Prochain contrat de plan État-région 2015-2020 Champagne Ardenne : de quoi lancer les travaux de la ligne 4

15/06/2015 23:02

Publié le Samedi 13 Juin 2015 à 11h02 dans L’Est éclair

Prochain contrat de plan État-région 2015-2020 : de quoi lancer les travaux de la ligne 4 (Paris - Troyes)

Présenté hier devant les socioprofessionnels, le nouveau CPER devrait permettre de débloquer le dossier d’électrification.

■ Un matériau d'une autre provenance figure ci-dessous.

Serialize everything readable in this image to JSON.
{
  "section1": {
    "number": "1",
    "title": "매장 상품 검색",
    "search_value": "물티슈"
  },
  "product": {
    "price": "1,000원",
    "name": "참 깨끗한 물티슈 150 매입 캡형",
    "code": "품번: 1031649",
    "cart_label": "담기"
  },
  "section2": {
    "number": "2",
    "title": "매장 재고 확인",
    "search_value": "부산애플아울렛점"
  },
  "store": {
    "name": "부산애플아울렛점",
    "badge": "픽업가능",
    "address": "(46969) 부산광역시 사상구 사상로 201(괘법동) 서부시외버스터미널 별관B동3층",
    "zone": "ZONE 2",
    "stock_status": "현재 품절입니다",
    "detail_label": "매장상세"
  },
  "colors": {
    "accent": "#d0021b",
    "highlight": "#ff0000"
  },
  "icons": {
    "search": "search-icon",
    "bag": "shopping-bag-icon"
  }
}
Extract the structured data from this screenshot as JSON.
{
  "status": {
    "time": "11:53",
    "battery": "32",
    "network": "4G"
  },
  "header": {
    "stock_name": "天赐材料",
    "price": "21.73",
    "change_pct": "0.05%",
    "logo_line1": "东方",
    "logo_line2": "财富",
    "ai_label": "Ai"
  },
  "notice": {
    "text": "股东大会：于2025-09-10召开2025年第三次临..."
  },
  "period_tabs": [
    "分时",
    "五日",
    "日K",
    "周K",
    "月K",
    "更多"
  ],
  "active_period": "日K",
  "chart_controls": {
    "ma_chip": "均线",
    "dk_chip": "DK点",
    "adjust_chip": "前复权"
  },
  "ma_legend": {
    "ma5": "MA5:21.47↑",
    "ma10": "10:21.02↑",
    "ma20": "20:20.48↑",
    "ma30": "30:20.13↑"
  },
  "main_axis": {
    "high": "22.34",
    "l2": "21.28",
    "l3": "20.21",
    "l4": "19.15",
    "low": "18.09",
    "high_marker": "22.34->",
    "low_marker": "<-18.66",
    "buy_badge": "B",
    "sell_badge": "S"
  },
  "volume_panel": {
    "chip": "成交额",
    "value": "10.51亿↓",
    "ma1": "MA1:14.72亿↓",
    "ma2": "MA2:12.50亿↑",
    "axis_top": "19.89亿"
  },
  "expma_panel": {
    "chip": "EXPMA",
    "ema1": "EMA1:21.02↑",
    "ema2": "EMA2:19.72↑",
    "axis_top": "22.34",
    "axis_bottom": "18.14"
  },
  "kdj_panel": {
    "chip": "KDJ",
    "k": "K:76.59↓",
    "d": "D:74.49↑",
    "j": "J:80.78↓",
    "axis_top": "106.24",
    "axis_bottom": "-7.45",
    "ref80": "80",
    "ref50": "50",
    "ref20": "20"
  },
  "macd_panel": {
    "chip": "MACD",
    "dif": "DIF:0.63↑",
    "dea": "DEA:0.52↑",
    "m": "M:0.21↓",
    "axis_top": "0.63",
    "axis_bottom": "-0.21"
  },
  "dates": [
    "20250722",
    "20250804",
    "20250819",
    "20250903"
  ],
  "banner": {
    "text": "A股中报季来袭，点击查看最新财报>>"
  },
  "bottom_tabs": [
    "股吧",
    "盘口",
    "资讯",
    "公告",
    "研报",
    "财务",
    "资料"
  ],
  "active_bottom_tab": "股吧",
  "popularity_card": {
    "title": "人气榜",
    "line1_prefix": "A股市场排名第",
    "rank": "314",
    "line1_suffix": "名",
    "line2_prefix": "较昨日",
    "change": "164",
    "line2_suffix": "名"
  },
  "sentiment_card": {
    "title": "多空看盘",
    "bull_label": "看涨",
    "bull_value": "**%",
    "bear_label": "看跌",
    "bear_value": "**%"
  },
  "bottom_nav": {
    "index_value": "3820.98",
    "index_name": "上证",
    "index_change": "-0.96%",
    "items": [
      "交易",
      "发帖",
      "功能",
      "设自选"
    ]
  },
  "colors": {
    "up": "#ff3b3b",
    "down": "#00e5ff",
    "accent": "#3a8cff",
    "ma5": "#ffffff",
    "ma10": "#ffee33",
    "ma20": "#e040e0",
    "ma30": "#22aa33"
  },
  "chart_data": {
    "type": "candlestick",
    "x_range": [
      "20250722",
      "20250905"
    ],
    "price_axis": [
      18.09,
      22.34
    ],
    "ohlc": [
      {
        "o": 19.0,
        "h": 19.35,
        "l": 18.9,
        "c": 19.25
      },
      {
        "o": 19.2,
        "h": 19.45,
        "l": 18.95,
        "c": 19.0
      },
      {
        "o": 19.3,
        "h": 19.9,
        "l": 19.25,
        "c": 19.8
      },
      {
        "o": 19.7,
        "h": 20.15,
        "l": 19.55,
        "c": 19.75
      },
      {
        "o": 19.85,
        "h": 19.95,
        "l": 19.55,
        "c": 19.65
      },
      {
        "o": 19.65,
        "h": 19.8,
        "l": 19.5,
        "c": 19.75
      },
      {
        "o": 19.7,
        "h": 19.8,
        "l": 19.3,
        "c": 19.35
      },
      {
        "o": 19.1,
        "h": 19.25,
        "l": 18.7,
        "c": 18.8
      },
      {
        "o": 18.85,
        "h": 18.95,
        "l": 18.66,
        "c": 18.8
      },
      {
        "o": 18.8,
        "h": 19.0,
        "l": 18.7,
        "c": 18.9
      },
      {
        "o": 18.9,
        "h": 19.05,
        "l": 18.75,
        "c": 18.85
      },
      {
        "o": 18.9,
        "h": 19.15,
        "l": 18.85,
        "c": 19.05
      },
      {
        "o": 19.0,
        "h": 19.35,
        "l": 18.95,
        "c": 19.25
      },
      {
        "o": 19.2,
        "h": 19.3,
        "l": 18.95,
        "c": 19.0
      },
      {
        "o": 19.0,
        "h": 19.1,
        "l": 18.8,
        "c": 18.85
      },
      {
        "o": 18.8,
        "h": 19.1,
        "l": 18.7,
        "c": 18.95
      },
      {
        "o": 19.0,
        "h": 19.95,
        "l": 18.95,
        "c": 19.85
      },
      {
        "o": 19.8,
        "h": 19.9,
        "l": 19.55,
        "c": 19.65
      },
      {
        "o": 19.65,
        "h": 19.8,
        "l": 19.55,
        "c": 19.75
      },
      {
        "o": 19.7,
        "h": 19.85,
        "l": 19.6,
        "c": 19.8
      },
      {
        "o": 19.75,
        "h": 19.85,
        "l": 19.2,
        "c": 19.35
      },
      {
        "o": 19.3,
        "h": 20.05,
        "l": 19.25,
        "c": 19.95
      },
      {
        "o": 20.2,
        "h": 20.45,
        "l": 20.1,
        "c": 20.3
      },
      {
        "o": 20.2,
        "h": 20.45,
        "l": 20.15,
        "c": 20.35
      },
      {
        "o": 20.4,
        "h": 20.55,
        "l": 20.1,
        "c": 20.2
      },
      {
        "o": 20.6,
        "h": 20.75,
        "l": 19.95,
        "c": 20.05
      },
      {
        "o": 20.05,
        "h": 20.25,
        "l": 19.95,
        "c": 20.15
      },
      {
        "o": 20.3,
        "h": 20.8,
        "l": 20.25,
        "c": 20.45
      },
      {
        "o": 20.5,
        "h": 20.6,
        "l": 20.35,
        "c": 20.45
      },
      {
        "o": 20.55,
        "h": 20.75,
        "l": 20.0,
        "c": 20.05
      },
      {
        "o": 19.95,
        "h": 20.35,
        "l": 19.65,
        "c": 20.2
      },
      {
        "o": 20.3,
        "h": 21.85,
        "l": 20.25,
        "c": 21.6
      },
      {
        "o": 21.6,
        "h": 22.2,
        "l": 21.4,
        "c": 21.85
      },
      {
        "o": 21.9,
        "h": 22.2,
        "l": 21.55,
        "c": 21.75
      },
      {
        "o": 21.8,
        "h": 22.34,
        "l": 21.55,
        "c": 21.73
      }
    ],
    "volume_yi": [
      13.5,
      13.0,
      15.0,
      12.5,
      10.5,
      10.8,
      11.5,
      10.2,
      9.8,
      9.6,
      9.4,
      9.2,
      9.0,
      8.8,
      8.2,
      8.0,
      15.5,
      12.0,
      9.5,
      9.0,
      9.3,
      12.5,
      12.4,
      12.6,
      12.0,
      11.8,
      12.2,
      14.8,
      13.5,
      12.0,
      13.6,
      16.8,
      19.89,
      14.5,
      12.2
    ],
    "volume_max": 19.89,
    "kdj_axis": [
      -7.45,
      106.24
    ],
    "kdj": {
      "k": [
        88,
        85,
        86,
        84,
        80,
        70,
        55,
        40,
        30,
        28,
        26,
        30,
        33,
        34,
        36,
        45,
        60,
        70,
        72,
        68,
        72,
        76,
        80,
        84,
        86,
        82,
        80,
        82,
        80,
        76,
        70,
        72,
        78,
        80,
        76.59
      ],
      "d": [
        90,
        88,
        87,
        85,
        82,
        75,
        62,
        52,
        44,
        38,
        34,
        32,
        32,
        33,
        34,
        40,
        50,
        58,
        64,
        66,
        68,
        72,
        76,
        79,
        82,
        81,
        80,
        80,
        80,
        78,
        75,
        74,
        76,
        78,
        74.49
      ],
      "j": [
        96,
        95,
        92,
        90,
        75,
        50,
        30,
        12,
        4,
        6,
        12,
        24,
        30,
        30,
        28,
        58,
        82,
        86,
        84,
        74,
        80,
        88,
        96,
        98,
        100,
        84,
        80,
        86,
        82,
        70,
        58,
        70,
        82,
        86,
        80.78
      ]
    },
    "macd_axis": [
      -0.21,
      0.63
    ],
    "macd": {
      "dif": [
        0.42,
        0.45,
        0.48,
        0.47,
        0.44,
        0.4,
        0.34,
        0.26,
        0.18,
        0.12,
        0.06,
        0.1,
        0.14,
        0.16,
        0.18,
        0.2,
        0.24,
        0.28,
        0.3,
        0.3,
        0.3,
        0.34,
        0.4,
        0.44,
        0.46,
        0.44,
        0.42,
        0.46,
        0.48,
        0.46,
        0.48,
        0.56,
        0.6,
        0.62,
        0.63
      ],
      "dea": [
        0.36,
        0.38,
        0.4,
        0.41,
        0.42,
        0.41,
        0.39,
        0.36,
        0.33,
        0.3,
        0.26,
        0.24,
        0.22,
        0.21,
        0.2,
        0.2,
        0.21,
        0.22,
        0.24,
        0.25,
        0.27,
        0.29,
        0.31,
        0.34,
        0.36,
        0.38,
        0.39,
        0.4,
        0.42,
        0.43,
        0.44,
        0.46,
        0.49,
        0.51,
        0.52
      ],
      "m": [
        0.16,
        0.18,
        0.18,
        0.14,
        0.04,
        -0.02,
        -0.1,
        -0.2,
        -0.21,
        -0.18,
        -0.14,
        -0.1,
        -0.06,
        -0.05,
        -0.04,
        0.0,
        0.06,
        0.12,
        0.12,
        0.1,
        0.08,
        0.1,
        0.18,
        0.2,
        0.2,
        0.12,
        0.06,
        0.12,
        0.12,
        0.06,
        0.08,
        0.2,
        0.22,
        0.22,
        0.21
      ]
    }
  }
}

Mais on est encore loin des 270 millions d’euros.

 

Le nouveau contrat de plan État-Région 2015-2020 sera-t-il «  un marché de dupe  » ?

C’est le sentiment livré hier à Châlons-en-Champagne par le Conseil économique, social et environnemental (Ceser) de Champagne-Ardenne qui se montre très critique «  tant sur la forme que sur le fond  ». Ce contrat, qui devrait être validé par le conseil régional le 29 juin, est considéré comme «  sans vision d’avenir et sans plan cohérent d’ensemble  ».

Pourquoi une telle réserve de la part des socioprofessionnels ?

Deux raisons : 

d’une part, l’inconnue face à la nouvelle région et sur ses moyens pour maintenir les priorités de la Champagne-Ardenne ; 

d’autre part, la logique de baisse générale des financements provenant de l’État. Difficile à faire aboutir…

En résumé, le Ceser n’estime que l’engagement de l’État « reste en deçà des attentes ». Mais quels engagements ?

S’agissant de notre département, c’est surtout de mobilité dont il est question, à la fois sur le ferroviaire et un peu sur le fluvial.

Bonne nouvelle, l’électrification de la ligne 4 (Paris - Troyes) figure bien dans le CPER. «  Un projet difficile à faire aboutir  », devait toutefois noter Renaud Moutarde, directeur général adjoint du conseil régional. Comme annoncé voilà quelques jours via le ministère des Transports, le contrat de plan prévoit bien le lancement d’une première phase allant de Gretz jusqu’à Nogent-sur-Seine.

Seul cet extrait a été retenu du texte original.